Since the technique of prohibiting routes merely requires selecting certain entries to include in the route table for each processing element, this technique is very simple and highly cost-effective to implement. Thus, this technique would be readily favored for inclusion in a multi-stage cross-point packet network but for its inability to create a symmetric bandwidth reduction across the entire network.
In spite of the attractiveness of using inter-connected bi-directional multi-stage cross-point based networks as the communication backbone of a massively parallel processing system, the increasing potential for deadlocks in these networks and the lack of a practical solution therefor particularly for a large network has, at least up to now, frustrated the commercial availability of massively parallel processing systems, that utilize such networks, much beyond 32 processors, thereby precluding the use of these systems in certain large scale processing applications.
Thus, a need exists in the art for a practical technique that prevents deadlocks from occurring in a large scale bi-directional multi-stage inter-connected cross-point switching network, and particularly, though not exclusively, for use in large scale massively parallel processing systems.
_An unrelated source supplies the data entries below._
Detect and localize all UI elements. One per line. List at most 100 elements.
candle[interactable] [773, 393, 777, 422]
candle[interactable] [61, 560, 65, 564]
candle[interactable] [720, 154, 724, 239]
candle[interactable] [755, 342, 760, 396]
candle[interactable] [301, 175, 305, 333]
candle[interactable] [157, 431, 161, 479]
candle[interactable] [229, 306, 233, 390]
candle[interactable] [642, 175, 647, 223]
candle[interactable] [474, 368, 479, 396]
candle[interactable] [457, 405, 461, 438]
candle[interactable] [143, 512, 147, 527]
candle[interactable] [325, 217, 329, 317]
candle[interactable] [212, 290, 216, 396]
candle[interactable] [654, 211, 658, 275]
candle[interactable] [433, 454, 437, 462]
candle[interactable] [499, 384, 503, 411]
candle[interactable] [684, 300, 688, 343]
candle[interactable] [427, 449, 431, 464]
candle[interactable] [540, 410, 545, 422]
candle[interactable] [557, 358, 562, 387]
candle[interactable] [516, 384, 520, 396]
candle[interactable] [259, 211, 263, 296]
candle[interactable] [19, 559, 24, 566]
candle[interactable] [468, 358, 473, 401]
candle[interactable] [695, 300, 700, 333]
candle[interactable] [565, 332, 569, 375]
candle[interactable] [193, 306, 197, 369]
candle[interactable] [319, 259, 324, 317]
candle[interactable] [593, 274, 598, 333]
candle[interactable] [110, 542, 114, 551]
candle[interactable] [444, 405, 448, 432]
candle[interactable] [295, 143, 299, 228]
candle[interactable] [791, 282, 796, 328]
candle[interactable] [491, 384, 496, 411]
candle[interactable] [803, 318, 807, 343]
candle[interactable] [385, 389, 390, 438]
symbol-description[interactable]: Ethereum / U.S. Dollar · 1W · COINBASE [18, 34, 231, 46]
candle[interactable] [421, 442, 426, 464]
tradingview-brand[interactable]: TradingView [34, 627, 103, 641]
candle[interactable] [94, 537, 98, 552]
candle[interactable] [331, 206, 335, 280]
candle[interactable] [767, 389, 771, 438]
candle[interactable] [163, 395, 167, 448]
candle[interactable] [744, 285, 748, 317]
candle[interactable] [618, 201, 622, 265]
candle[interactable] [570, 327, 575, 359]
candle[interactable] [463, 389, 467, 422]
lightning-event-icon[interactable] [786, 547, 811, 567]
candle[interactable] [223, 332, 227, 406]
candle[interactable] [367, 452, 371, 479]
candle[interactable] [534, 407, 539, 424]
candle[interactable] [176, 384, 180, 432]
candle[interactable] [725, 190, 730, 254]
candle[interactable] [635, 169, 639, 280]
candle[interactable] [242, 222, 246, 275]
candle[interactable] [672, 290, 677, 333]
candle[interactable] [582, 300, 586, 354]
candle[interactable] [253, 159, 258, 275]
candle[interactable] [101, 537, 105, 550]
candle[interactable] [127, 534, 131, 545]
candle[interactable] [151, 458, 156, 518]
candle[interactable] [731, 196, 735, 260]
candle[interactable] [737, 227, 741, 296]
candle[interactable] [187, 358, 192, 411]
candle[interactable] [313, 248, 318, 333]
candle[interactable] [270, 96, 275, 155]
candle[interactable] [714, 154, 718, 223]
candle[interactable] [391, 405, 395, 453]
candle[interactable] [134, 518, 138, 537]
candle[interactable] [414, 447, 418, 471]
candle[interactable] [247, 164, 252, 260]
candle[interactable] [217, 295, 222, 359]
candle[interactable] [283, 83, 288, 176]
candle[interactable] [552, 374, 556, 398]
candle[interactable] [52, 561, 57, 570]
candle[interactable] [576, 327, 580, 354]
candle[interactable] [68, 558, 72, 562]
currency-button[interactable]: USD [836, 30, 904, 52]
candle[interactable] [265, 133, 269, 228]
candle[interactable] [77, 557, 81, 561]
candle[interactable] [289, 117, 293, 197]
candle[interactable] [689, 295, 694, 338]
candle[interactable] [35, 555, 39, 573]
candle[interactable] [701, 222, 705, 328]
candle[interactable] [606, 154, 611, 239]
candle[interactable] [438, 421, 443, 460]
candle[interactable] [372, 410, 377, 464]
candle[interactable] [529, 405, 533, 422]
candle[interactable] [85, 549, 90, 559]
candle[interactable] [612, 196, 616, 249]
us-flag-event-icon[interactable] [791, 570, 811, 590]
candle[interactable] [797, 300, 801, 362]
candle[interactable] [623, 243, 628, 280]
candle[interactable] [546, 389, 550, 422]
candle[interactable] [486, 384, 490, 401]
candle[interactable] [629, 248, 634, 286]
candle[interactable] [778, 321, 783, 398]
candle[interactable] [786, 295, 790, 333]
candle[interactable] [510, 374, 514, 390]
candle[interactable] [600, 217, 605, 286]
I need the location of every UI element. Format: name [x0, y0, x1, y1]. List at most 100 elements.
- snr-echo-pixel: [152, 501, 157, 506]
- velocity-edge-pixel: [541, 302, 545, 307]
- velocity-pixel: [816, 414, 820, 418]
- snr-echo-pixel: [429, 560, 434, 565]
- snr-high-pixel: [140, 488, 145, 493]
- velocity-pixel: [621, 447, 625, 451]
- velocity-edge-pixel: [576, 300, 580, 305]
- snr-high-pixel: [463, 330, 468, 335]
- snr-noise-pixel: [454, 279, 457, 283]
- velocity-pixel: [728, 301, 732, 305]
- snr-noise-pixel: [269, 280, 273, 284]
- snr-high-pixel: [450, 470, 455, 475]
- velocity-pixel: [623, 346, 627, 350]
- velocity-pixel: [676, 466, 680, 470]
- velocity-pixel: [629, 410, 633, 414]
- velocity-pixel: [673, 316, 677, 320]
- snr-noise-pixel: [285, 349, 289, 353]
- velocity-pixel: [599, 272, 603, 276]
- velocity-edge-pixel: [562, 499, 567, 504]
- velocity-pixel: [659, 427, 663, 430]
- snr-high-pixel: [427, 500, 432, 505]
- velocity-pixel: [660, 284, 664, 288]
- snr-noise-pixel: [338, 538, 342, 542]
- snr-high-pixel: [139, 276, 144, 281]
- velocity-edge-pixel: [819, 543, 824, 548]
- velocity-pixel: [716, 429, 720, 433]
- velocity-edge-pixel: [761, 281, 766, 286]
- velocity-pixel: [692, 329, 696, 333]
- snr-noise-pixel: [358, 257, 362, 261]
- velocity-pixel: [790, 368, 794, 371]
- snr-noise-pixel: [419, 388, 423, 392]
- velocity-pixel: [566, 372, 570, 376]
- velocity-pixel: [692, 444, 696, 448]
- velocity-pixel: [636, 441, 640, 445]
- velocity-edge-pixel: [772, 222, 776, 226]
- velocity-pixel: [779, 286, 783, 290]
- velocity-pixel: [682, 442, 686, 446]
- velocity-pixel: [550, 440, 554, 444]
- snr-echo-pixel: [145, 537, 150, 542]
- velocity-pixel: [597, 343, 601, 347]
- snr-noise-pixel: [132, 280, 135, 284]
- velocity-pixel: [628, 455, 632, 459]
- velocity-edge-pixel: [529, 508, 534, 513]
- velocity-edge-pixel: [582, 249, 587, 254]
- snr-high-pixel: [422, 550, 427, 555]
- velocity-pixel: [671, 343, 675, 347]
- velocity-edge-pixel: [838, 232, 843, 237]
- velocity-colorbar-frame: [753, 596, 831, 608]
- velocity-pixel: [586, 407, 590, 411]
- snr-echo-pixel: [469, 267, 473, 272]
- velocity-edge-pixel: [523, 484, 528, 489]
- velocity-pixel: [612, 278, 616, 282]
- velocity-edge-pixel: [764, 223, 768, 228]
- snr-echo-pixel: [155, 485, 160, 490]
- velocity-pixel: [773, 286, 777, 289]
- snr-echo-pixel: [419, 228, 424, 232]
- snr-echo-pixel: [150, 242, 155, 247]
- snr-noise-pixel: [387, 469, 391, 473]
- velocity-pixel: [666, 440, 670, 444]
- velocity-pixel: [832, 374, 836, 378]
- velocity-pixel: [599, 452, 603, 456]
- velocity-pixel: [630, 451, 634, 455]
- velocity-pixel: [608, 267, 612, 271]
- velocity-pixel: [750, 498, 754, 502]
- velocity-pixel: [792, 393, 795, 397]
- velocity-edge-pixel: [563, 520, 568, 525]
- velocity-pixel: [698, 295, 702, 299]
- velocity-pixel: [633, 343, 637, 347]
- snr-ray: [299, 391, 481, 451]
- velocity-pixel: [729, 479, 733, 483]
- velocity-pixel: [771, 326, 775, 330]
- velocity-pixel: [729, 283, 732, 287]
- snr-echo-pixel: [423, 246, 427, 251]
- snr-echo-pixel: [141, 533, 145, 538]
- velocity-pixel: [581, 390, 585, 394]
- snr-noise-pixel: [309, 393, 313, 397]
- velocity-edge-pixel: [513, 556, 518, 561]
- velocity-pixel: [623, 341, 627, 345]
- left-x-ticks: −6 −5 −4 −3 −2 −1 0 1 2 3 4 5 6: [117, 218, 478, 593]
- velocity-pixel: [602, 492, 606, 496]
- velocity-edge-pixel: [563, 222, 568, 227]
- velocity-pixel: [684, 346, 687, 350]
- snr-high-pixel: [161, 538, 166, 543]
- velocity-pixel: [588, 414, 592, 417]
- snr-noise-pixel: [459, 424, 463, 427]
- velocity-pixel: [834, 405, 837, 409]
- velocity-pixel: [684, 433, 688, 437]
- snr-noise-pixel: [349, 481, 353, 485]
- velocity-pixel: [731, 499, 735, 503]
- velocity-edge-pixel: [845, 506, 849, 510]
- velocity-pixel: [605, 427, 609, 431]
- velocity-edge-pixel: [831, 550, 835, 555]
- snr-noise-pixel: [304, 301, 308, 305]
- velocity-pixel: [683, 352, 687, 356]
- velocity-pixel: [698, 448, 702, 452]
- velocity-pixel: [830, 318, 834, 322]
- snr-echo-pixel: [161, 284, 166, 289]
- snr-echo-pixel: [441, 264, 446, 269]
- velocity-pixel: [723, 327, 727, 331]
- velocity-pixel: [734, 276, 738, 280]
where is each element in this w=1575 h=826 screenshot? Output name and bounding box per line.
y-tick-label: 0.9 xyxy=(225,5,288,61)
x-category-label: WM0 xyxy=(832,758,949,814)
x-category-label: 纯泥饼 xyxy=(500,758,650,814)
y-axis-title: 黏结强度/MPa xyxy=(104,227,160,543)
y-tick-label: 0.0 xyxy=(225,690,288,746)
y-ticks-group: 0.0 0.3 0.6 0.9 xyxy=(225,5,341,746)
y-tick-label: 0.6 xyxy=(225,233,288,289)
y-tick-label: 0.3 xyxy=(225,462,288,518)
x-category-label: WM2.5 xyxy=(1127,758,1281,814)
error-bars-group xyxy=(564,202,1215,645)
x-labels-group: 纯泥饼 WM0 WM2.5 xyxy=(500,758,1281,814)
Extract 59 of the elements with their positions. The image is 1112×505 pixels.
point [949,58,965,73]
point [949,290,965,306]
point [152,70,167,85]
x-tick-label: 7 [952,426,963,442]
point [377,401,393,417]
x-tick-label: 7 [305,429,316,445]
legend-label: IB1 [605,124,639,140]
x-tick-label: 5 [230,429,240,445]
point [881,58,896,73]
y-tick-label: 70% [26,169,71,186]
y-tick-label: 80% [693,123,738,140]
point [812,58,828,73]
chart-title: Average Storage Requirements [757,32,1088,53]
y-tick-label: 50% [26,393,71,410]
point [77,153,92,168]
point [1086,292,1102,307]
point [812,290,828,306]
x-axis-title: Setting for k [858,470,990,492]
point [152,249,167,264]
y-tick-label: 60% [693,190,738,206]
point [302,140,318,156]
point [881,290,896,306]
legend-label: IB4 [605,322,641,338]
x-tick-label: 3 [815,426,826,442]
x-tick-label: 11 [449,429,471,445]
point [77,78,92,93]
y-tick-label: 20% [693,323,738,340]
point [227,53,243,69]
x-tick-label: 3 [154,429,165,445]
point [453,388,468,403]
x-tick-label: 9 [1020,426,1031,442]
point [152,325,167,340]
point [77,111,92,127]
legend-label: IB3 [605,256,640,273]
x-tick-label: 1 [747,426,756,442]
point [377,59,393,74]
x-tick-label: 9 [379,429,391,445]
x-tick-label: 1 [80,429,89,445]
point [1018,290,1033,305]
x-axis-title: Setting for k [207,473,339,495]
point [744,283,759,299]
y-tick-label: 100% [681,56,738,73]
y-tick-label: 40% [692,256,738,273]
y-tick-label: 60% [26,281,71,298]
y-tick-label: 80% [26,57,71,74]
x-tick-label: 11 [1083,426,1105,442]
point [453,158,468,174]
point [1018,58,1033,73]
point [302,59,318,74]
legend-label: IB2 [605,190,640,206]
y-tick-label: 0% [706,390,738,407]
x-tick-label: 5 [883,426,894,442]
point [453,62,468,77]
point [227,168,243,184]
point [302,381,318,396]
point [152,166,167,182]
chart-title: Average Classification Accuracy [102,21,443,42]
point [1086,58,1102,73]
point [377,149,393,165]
Such a technique should be simple to implement, highly cost-effective, and, if network bandwidth is reduced as a result, provide a substantially symmetric and acceptable level of bandwidth reduction across the entire network. We expect that if such a technique were to be included within such a system, these systems, as commercialized, could be readily expanded well beyond 32 processors, such as to 512 separate processors and beyond. Thus, such systems could serve additional application processing needs that would otherwise be precluded.